An immediate attraction across the NBA, standing at 2.24 meters combined with impressive ball-handling skills and basketball IQ, making a play against Victor Wembanyama is a challenge for any player in the league based in North America. Celebrations, often excessive, naturally follow such success.
“Looking back, yeah,” Wemby replied to a question about being guarded by multiple players during the meeting of the San Antonio Spurs and Houston Rockets in Frost Bank Center on Tuesday evening, “And also when somebody does a good play on me and they are super happy, also looking back, I see it as a compliment. But on the court, it is not what I think about.”
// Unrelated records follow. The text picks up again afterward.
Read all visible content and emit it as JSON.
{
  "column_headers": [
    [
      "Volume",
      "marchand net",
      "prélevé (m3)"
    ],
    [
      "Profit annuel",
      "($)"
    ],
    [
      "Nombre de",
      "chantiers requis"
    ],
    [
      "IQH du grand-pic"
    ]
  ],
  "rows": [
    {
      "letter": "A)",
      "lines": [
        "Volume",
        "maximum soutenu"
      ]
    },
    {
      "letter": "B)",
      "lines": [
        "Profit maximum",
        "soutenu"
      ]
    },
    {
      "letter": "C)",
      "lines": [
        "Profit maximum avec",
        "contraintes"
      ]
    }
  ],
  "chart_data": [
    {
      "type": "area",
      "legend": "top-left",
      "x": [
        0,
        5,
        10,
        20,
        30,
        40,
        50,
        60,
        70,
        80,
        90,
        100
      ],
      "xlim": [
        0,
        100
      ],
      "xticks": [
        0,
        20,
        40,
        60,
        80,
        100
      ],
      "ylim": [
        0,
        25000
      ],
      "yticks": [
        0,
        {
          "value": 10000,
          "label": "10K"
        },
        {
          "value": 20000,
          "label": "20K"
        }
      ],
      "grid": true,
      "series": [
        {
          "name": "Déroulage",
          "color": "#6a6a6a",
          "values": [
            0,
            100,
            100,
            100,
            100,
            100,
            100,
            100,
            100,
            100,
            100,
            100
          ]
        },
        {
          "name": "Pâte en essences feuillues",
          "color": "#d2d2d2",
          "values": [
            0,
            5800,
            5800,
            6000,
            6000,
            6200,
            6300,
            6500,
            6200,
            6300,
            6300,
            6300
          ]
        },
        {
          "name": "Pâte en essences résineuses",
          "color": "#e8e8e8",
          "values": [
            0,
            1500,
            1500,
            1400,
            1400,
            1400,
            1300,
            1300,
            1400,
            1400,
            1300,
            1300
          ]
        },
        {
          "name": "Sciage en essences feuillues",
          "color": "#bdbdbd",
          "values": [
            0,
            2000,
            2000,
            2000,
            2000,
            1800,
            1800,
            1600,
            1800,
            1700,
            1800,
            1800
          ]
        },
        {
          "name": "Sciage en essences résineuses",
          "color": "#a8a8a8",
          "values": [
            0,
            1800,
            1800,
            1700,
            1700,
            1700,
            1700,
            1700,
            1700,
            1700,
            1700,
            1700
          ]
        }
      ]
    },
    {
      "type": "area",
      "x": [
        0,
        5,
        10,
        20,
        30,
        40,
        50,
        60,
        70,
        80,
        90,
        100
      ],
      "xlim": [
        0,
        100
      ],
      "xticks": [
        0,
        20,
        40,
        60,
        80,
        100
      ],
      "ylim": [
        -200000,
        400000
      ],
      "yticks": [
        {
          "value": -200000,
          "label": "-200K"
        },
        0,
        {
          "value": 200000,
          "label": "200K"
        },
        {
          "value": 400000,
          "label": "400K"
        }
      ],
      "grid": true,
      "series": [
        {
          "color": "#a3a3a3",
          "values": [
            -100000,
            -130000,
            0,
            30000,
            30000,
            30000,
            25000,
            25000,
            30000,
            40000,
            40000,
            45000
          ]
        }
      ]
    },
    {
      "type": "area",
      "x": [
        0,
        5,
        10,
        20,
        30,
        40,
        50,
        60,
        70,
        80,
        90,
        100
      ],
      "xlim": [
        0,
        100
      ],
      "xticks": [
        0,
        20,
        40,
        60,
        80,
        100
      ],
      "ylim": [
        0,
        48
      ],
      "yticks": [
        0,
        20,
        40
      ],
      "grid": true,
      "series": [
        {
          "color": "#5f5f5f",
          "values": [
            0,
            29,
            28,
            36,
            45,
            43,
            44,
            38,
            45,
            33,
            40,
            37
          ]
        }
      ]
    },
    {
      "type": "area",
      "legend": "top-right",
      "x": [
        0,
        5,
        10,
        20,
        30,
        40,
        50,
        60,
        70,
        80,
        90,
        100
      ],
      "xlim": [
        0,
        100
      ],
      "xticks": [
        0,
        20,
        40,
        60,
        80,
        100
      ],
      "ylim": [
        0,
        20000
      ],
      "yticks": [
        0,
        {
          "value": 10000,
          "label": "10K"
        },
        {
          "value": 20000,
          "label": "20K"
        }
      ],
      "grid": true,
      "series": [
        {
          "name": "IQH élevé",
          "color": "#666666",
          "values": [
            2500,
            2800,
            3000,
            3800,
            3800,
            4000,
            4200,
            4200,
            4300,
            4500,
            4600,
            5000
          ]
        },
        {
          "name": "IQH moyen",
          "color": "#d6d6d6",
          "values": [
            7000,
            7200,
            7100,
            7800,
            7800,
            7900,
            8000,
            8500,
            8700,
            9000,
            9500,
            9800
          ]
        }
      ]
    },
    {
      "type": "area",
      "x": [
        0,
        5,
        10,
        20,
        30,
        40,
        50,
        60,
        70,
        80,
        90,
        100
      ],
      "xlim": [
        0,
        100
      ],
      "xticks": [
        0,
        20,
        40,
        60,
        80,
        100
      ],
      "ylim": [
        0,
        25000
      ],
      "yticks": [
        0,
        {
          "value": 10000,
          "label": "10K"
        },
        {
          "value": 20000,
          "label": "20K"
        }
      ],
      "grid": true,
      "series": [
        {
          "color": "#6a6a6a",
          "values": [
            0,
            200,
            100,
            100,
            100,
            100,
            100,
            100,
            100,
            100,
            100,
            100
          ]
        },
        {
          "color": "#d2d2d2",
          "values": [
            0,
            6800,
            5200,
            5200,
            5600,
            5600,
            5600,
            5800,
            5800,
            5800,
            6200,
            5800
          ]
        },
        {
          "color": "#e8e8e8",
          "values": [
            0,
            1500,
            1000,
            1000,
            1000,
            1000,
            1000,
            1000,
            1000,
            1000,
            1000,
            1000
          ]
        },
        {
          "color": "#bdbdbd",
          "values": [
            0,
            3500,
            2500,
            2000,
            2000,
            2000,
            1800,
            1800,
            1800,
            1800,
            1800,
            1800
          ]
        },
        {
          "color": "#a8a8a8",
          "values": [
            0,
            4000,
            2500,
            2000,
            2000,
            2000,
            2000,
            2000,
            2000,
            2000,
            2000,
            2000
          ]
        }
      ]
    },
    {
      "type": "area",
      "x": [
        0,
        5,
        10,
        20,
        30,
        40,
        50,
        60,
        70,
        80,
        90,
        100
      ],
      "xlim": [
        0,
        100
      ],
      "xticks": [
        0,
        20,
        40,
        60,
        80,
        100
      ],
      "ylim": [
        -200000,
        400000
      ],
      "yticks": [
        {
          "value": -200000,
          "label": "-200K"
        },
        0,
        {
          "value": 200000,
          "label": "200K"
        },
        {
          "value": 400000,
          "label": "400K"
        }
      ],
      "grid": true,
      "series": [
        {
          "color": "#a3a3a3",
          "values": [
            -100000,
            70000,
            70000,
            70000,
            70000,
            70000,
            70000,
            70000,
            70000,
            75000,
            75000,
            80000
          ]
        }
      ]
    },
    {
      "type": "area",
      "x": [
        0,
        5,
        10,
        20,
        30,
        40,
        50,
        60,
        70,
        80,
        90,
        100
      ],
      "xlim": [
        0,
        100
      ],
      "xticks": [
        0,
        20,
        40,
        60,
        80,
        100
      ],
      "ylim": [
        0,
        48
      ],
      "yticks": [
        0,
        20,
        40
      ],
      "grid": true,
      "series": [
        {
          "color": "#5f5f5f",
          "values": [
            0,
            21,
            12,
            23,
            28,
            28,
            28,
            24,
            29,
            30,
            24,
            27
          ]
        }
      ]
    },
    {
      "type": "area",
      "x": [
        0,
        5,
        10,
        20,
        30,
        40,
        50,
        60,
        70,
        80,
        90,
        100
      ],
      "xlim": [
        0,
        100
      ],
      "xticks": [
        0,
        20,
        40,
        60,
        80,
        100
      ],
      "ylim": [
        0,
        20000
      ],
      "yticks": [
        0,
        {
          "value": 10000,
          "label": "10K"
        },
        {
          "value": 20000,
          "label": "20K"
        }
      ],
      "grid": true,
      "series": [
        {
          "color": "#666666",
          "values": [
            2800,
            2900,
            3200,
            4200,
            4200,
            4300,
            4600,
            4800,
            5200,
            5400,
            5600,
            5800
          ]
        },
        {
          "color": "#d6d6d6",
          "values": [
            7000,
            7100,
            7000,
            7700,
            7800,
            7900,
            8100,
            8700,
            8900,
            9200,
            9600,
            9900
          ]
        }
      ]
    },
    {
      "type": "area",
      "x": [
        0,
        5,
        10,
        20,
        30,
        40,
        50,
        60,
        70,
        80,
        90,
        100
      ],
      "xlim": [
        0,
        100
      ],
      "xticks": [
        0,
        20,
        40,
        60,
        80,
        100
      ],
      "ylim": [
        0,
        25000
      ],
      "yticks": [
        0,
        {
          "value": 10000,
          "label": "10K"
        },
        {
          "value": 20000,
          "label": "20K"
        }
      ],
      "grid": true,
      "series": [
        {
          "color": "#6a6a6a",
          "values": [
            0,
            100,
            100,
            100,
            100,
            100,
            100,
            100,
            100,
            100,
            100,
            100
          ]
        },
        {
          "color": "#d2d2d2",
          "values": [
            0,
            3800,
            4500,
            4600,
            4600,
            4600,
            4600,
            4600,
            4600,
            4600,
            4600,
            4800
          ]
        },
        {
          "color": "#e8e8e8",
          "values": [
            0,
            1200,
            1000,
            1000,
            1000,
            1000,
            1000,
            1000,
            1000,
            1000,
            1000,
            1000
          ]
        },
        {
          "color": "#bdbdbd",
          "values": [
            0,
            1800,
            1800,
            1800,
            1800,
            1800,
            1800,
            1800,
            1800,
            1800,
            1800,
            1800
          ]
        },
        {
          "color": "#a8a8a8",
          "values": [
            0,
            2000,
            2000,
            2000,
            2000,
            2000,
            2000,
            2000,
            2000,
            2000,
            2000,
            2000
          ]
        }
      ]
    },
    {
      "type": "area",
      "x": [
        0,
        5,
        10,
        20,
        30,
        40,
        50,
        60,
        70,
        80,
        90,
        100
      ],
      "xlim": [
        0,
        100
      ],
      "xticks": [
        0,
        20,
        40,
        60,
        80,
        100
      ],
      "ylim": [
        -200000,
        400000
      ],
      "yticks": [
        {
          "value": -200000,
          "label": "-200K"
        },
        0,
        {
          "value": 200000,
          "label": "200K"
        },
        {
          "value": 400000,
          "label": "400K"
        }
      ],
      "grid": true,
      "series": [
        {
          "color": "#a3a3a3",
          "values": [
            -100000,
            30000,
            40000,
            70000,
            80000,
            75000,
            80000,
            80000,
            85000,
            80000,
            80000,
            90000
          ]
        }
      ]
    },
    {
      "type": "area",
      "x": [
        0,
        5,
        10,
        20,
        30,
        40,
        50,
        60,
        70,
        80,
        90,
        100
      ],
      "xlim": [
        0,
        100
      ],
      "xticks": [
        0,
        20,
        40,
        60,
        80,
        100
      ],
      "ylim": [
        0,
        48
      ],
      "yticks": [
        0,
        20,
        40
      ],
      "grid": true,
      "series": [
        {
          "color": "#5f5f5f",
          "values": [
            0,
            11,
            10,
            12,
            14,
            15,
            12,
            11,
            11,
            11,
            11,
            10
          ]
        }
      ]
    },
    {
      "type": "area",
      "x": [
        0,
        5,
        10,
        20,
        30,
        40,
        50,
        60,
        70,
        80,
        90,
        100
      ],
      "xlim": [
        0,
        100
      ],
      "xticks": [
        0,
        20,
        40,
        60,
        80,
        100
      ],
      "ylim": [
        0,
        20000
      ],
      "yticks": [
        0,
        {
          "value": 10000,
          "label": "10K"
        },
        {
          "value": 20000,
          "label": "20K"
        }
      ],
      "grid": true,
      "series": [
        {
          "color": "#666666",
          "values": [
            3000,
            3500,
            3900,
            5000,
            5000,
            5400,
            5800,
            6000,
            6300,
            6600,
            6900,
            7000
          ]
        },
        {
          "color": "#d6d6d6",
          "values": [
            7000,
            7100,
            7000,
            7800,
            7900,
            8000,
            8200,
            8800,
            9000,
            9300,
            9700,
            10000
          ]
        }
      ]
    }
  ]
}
After a sluggish start versus the Rockets, the 20-year-old prodigy from France finished with a 13-point, 10-rebound double-double. He was not enough to prevent a narrow loss for the team coached by Gregg Popovich. The Spurs were forced down to 14-52 in the 2023-24 NBA Regular Season.
“The physicality, the energy,” he described facing the team coached by Ime Udoka, “Every night it’s a challenge, but this is a very aggressive team defensively, so this is the most hard.”
“When you’ve got a guy like Wembanyama, we feel like we have three, four really solid defenders that we can throw on him,” shared Udoka after leading his side to 30-35 without Turkish Alperen Sengun in the lineup, “Guys that are undersized that can kind of move in on him and take him off his spot.”